Chest pain, joint pains, sleep disturbances (too much or too little), fatigue, abnormal appetite (increased or decreased) causing a gain or loss of weight, dizziness, diarrhoea or chronic constipation are other physical symptoms. They are not “all in your head.” Depression can cause real changes in your body. For instance, it can slow down your digestion, which can result in stomach problems.

Depression seems to be related to dysregulation of nerve cell networks or pathways that connect brain areas that process emotional information. Some of these networks also process information related to how the body senses physical pain. Many experts think that depression can make you feel pain differently than other people. Medicines that treat depression “tweak” the chemicals involved in how these nerve cell networks communicate, making them work more efficiently, hence reducing the pain.

As these symptoms occur with many different conditions, a lot of depressed people never get help because they don’t know that their physical symptoms might be caused by depression.

Unfortunately a lot of doctors miss the symptoms too.

Day 193

“Antidepressants (Citalopram) may have a role in inducing worsening of depression and the emergence of suicidality in certain patients during the early phases of treatment. An increased risk of suicidal thinking and behavior in children, adolescents, and young adults (aged 18 to 24 years) with major depressive disorder (MDD) and other psychiatric disorders has been reported with short-term use of antidepressant drugs.”

(http://www.drugs.com/sfx/citalopram-side-effects.html)
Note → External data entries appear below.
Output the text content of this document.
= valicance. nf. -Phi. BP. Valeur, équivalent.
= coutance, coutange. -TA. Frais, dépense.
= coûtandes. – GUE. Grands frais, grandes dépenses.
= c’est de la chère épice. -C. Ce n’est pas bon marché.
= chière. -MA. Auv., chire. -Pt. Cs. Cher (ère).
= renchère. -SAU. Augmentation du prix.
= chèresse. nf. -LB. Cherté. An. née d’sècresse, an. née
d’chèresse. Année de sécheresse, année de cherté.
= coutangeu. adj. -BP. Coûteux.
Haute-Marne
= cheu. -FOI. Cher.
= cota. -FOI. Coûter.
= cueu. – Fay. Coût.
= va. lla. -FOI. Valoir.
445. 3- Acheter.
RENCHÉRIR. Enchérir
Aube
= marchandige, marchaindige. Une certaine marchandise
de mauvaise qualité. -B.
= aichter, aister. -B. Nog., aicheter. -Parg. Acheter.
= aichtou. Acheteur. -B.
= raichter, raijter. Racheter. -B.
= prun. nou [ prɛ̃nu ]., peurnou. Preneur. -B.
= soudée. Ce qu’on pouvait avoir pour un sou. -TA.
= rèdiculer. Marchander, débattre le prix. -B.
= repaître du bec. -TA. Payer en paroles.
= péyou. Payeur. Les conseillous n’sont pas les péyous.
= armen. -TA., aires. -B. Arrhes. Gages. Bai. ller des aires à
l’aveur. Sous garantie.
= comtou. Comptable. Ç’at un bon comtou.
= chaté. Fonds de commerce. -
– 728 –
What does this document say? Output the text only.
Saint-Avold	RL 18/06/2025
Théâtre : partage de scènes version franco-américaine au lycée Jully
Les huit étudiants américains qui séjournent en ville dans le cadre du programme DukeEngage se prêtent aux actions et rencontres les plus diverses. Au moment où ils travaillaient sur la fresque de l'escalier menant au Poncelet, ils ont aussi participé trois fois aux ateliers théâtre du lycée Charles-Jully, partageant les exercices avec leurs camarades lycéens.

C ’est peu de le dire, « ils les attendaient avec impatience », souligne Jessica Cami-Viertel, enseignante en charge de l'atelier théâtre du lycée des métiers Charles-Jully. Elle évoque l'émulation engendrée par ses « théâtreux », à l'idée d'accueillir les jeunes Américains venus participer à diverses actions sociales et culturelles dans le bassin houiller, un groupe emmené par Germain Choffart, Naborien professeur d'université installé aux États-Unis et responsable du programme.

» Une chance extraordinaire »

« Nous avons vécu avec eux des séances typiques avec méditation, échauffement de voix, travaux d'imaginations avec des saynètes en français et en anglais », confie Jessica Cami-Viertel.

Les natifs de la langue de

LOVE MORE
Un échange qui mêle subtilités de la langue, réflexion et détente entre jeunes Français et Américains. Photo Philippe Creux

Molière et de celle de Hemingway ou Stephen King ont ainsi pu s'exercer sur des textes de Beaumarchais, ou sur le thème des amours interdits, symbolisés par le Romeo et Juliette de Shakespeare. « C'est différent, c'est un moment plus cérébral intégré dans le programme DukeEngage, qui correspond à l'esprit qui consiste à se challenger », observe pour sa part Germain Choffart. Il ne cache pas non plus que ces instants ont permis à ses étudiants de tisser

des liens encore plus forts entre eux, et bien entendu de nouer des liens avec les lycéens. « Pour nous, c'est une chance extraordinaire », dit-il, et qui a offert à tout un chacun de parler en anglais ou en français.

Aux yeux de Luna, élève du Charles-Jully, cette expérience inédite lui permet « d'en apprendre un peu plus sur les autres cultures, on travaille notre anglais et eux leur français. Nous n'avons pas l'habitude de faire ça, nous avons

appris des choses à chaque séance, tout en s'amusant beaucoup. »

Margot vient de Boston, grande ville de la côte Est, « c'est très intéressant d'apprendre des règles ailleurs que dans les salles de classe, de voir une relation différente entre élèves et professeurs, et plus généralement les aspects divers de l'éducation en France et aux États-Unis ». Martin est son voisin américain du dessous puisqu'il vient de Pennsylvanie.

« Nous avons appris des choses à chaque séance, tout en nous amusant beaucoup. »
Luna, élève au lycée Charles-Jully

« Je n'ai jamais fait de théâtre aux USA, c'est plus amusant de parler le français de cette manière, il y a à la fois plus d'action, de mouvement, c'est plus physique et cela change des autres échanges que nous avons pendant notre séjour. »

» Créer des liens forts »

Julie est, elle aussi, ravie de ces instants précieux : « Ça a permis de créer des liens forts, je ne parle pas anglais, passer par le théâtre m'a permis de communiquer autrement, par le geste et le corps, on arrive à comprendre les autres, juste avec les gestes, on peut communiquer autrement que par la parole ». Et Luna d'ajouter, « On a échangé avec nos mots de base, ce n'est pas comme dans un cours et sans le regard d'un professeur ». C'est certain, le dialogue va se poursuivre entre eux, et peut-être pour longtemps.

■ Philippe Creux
My son was on Citalopram for the depressive phase of his illness for 4-6 weeks before Day 0. We could call it ‘short term use’. He was 20 years of age. He also had a major depressive disorder. The dose of Citalopram had been increased from 5 to 7.5 mg 2 days before Day 0. Were any side effects mentioned to me? No. Was he warned about this? No. Was he being monitored for this? No. Was he under specialist care? No. How many others out there are in the same situation? We don’t know. We do know that in some parts of UK, such as Blackpool, as many as 6 out of 10 people are on antidepressants.

Brain is the most poorly understood organ in the body. Hence it is not surprising that the drugs that are designed to treat a particular ‘brain disease’ might make it worse for a period of time.

“The bottom line is that rather than an enlightened and compassionate mental health system attending to the needs of our young, we have a dangerous and coercive system that stands impassive, not only in the face of repeated failures, but, unbelievably, of child deaths due to treatment.”

Jan Eastgate, International President Citizens Commission on Human Rights. USA.